A fresh report from Bloomberg that Travelport is planning a $3.2 billion public offering in the UK set off speculation that the company could divest its 48% stake in Orbitz Worldwide in the process and deliver OWW to Expedia Inc.
In a note to investors Dec. 18, Jake Fuller, an analyst at Soleil Securities, doesn't come down on one side or another about whether Expedia would scoop up Orbitz in tandem with a reported February 2010 Travelport IPO, but he says a potential "combo points to potential accretion in the 5%+ range" for Expedia.
Fuller, who also analyzes this sort of stuff for PhoCusWright, cautions that investors likely would react negatively to such a move by Expedia because the OTA, with Orbitz in hand, would increase its risk in further exposing itself "to the low margin domestic [airline] ticket business."
After all, OWW's efforts to build a global hotel business are in the early stages.

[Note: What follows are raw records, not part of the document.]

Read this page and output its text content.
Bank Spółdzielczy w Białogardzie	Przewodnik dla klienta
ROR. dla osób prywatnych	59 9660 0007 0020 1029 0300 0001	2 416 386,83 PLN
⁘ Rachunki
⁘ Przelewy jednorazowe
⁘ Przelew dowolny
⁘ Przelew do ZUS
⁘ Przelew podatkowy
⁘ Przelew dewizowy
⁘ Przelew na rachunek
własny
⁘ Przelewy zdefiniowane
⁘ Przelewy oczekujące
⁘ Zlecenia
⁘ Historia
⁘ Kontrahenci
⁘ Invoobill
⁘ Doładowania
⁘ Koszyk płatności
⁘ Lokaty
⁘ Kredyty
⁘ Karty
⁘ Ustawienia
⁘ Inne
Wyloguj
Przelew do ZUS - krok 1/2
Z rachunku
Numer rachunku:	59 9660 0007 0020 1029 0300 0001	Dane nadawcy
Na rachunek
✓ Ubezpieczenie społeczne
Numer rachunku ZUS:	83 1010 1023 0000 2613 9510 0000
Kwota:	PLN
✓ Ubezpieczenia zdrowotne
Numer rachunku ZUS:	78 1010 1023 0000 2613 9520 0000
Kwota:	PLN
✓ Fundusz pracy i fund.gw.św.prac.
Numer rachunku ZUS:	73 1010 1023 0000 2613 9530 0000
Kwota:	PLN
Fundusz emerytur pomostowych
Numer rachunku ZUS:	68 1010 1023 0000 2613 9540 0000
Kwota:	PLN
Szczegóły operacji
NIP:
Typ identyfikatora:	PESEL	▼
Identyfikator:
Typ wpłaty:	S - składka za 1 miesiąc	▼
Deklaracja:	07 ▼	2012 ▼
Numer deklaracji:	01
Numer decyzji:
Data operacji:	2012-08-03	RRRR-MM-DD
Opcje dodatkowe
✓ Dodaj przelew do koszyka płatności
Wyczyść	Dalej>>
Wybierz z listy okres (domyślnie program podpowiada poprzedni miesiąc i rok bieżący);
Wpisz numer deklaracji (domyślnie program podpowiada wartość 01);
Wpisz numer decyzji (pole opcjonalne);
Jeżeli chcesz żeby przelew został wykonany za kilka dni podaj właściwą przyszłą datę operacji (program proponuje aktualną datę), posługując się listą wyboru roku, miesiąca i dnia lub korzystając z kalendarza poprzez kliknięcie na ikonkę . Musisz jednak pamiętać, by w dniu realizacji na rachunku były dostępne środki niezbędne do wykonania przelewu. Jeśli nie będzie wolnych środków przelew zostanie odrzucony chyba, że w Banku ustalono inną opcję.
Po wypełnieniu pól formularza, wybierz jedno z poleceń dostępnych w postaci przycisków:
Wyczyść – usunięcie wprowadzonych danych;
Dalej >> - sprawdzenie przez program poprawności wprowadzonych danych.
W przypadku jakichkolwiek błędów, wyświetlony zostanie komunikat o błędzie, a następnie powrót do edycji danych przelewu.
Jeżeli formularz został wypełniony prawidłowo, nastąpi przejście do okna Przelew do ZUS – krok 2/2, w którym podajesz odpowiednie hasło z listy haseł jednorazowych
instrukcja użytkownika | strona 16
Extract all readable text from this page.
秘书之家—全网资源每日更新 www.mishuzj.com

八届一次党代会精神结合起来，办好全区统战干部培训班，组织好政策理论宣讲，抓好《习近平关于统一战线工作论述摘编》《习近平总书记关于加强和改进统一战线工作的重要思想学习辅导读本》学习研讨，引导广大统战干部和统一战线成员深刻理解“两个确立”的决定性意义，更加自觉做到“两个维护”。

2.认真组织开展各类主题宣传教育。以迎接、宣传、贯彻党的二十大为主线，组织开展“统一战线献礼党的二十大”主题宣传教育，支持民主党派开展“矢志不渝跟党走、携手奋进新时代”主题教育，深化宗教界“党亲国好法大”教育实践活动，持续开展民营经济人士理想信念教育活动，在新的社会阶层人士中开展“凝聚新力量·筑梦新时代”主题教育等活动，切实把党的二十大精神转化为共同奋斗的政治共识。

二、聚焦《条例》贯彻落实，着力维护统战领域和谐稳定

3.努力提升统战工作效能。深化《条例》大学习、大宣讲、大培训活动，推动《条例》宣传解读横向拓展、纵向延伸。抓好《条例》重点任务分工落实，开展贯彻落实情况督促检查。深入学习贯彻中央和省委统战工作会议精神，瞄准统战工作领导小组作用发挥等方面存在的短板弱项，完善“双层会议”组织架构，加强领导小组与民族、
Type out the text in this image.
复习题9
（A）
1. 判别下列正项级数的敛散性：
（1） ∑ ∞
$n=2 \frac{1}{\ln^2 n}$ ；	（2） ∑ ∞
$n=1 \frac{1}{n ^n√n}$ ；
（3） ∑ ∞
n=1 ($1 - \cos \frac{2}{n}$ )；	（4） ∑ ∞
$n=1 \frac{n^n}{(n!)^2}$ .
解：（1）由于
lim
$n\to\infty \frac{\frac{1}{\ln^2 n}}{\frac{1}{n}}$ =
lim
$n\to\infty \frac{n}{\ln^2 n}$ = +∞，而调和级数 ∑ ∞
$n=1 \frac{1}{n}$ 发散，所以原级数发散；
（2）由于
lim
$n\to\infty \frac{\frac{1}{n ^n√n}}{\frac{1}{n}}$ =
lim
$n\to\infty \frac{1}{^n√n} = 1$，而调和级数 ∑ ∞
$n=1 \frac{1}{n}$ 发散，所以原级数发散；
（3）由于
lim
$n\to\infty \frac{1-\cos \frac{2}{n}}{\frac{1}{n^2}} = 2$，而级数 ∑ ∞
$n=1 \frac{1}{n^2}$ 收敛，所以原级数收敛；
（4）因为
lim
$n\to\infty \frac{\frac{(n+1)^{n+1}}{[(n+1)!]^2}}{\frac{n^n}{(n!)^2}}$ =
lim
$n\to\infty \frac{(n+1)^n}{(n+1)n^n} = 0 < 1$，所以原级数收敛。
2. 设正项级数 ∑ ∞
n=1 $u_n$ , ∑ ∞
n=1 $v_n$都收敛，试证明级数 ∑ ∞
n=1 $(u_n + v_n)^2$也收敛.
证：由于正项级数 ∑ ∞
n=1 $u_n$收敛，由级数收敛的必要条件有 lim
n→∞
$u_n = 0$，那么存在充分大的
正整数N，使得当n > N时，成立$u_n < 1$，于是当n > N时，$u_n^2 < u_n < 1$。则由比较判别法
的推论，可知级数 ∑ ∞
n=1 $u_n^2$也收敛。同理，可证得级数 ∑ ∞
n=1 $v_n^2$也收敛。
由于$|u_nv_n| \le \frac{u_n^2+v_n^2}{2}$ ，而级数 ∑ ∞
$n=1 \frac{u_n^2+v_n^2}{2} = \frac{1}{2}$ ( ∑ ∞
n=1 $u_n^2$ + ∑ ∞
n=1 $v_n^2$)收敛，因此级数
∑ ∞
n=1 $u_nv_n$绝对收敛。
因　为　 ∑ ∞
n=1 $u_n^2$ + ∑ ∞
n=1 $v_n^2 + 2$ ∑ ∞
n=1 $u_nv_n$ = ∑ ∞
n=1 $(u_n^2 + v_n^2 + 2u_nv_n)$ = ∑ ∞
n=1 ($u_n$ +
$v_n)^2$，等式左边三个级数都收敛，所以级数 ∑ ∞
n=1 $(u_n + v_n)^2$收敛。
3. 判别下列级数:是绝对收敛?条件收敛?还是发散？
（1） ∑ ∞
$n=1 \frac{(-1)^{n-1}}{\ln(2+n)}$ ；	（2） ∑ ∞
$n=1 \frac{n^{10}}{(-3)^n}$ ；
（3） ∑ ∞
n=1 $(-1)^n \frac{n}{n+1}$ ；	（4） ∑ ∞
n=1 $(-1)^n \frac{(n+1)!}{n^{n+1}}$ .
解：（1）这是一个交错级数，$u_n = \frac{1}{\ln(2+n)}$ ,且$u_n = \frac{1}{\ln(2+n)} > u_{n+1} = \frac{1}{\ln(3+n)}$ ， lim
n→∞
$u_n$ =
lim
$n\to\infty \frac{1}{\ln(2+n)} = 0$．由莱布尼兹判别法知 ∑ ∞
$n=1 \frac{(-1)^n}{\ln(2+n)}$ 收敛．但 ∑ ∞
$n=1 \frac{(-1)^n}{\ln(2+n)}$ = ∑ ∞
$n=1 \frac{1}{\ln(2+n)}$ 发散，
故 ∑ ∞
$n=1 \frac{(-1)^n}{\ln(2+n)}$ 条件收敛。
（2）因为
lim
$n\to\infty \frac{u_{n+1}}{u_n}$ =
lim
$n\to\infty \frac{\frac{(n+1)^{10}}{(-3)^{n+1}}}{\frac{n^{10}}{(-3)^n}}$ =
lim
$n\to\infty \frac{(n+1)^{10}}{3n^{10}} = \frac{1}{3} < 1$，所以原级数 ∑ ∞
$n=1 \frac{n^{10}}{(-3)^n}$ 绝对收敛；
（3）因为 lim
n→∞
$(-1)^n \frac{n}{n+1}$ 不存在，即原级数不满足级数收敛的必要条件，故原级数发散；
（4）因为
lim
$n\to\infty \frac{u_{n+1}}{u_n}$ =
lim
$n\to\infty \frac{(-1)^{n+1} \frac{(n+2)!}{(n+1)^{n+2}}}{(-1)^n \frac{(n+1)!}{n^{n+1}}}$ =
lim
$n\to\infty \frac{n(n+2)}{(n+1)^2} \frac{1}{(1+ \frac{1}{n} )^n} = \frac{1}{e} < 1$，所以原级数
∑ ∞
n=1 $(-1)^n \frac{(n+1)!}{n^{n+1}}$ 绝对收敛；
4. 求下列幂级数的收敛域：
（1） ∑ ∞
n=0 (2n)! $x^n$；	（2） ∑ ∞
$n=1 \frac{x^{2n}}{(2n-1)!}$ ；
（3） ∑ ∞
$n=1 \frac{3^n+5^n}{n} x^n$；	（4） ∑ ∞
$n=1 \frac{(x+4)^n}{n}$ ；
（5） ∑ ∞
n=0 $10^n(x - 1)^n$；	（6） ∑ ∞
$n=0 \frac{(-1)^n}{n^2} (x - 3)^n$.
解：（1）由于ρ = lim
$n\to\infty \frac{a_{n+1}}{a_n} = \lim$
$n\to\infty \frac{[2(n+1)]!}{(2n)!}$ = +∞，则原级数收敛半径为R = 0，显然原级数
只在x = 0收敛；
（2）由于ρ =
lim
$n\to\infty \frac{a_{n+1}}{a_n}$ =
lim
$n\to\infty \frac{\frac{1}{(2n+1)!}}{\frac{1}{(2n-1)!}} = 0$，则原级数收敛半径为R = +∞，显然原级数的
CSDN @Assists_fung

In fact, Fuller notes that all of the companies -- Travelport, Amadeus and Sabre --which own global distribution systems have either retained bankers [Amadeus and Travelport] or publicly stated [Sabre] their consideration of an IPO early in 2010.
"It is our view that the OTA assets would likely be divested in the process in a bid to create GDS pure play and reduce internal conflicts of interest," Fuller says.
Fuller sees Expedia being a more likely buyer than Priceline if OWW or Travelocity, which is owned by Sabre, were put up for sale.
"While Expedia has indicated that it sees no consolidation push, it has historically been a buyer and talk of it being in the mix has been persistent," Fuller says.
I spoke with Expedia Inc. CEO Dara Khosrowshahi a couple of weeks ago, and he sought to dampen speculation about OTA consolidation, arguing that such combinations are unlikely in a period where the global markets are growing.
Still, there are many pundits with contrarian views about OTA consolidation, contending it is overdue.
Meanwhile, I wonder about the notion that Amadeus, Sabre and Travelport [with Apollo, Galileo and Worldspan in the Travelport fold] would all welcome the GDS pure-play notion.
The GDSs are cash cows, but Travelocity, for example, probably is among Sabre's fastest growing businesses. Would Sabre really want to throw away that kind of international growth?
I doubt it.
Update: It was pointed out to me that Travelocity's transactions actually declined about 17% in the second quarter. I'm unsure how that compares with the growths or declines of Sabre's GDS or airlines solutions businesses.
But, if Sabre were to divest itself of Travelocity, where would Sabre's growth come from?
There are opportunities for further growth in the GDS business in the developing world over the long-term, but do investors think long-term these days?